A research well, COST B-3 drilled 130 kilometers off of Long Island in the Baltimore Canyon Trough, encountering two-kilometer thick rocks from the Cretaceous. Most rocks offshore are marl with some clay and limestone. The green mineral glauconite is particularly common.

===Cenozoic (66 million years ago-present)===
Aside from sediments produced or moved by glaciers, rivers and streams during the last 2.5 million years of the Quaternary, Cenozoic rocks are extremely rare in New York. A small Oligocene lignite deposit near Brandon, Vermont may extend into New York. Several kilometers of rock eroded and deposited offshore in the Atlantic coastal plain and eastern North American continental shelf.

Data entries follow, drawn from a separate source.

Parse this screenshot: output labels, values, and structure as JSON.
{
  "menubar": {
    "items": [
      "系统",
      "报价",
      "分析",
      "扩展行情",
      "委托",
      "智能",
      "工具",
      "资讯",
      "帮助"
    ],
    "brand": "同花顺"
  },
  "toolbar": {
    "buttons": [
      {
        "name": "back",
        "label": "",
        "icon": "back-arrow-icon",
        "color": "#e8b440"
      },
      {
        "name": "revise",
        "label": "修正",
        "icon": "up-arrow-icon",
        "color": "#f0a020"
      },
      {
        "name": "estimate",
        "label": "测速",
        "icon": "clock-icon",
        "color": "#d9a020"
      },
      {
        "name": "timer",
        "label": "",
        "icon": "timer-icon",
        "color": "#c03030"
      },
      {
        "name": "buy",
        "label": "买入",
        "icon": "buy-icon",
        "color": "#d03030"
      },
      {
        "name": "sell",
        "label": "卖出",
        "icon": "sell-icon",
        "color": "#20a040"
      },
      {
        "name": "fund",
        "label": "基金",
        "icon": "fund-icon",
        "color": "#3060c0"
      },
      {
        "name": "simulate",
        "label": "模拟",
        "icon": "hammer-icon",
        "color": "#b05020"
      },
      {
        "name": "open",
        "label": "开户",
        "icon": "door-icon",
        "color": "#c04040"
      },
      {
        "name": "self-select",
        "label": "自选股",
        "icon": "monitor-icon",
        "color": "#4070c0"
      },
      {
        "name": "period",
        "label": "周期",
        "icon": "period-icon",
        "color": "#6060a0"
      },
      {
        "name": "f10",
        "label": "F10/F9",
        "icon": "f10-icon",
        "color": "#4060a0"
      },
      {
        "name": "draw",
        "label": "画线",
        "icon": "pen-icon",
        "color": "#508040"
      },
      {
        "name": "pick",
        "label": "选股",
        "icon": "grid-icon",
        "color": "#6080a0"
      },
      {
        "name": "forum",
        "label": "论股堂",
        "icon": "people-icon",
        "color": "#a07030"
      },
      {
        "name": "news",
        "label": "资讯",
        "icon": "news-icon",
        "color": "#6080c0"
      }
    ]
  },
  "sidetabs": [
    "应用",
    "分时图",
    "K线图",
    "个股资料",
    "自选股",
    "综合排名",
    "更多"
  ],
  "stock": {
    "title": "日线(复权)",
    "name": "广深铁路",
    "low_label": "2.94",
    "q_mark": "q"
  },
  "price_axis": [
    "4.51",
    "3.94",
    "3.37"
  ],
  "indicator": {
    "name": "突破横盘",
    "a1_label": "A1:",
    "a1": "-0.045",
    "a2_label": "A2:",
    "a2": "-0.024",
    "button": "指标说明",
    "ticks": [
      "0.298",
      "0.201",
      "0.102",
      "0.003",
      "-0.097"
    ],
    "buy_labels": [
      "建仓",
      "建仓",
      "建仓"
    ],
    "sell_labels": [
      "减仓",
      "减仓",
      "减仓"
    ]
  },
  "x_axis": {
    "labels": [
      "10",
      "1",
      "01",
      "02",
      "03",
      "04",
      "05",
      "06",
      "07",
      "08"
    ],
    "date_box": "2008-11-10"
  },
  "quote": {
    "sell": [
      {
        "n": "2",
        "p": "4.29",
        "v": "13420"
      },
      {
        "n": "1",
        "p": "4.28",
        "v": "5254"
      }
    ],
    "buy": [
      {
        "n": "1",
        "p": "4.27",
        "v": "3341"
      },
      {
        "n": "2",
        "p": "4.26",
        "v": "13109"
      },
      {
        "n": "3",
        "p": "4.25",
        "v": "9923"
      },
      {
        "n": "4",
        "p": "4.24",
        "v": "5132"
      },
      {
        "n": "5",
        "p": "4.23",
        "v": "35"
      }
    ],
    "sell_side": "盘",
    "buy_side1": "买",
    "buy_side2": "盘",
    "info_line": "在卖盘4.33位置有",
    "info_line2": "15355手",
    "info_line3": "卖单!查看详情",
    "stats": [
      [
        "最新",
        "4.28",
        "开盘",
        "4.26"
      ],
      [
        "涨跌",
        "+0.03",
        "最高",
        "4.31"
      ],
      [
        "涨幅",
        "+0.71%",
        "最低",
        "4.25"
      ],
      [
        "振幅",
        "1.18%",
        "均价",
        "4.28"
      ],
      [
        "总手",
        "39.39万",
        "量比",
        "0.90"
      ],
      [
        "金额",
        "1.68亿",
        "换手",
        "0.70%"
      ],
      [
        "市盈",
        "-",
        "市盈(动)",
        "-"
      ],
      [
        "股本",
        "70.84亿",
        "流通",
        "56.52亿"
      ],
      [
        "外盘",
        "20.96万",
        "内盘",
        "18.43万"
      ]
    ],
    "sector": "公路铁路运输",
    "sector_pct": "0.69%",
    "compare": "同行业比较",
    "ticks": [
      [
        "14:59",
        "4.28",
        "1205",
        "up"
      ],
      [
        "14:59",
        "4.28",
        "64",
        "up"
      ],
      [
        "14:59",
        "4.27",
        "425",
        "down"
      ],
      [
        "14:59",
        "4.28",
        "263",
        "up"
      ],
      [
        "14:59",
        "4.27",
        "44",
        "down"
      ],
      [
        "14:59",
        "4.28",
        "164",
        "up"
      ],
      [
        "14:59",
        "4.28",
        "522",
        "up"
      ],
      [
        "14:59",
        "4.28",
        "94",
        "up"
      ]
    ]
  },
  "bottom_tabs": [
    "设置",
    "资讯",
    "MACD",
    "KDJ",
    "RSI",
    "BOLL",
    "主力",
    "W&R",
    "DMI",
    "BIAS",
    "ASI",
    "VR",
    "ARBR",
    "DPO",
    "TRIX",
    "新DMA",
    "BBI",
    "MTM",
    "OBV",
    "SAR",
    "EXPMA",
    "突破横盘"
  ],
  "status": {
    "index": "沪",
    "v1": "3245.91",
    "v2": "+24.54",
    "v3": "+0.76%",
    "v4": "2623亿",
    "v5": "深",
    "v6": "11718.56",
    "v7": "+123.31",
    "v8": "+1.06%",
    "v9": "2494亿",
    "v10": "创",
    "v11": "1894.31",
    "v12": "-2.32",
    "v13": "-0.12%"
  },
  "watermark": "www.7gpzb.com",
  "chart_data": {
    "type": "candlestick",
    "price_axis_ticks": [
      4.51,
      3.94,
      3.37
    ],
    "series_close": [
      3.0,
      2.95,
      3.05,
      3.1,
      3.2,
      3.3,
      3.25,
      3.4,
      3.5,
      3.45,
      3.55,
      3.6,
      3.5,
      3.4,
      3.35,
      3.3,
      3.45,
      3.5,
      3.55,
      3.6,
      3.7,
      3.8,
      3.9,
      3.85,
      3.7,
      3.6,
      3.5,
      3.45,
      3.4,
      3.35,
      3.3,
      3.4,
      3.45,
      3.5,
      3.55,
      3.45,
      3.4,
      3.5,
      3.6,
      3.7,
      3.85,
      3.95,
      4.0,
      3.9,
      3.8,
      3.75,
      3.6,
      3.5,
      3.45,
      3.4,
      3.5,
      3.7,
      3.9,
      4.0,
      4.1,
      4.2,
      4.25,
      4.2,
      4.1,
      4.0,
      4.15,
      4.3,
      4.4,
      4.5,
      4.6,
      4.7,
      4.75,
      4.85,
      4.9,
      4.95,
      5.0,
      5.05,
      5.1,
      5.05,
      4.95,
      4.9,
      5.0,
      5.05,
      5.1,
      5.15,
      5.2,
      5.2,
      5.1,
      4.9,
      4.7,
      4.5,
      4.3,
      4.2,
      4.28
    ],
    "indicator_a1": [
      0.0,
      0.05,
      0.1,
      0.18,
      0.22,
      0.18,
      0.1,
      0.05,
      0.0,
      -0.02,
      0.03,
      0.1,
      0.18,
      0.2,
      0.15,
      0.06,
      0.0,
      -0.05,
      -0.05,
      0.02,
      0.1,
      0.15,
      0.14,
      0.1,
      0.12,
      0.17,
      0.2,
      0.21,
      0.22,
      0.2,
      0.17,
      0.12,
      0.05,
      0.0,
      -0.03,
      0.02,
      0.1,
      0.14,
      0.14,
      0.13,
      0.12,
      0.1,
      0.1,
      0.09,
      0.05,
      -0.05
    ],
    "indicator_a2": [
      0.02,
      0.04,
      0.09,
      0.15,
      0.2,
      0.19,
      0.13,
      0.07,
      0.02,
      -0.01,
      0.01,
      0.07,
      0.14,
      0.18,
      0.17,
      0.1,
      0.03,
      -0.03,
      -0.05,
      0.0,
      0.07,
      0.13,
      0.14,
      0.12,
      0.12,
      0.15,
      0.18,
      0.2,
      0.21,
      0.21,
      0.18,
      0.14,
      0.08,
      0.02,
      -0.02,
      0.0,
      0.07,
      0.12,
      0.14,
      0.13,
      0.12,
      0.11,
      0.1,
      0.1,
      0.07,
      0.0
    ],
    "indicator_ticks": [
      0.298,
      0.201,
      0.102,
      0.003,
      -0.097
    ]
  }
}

Drilling offshore of New Jersey and Long Island indicates Cenozoic sediments 130 meters thick reaching up to 1.5 kilometers thick near the edge of the continental shelf. The biggest increase in thickness took place during the Miocene. Deeply weathered saprolite soils formed throughout the region, with small remnants found in New York City, the Adirondacks, and Catskills during highway construction.

Rivers responsible for transporting sediment out of the region were significantly rechanneled or filled with sediments during the Pleistocene glaciations. The Erian River once downcut Middle Devonian shales, feeding into the Erie Basin while the Ontarian River eroded Ordovician shales into the Ontario Basin. The Sound River has been inferred as an eastward flowing river replaced by Long Island Sound.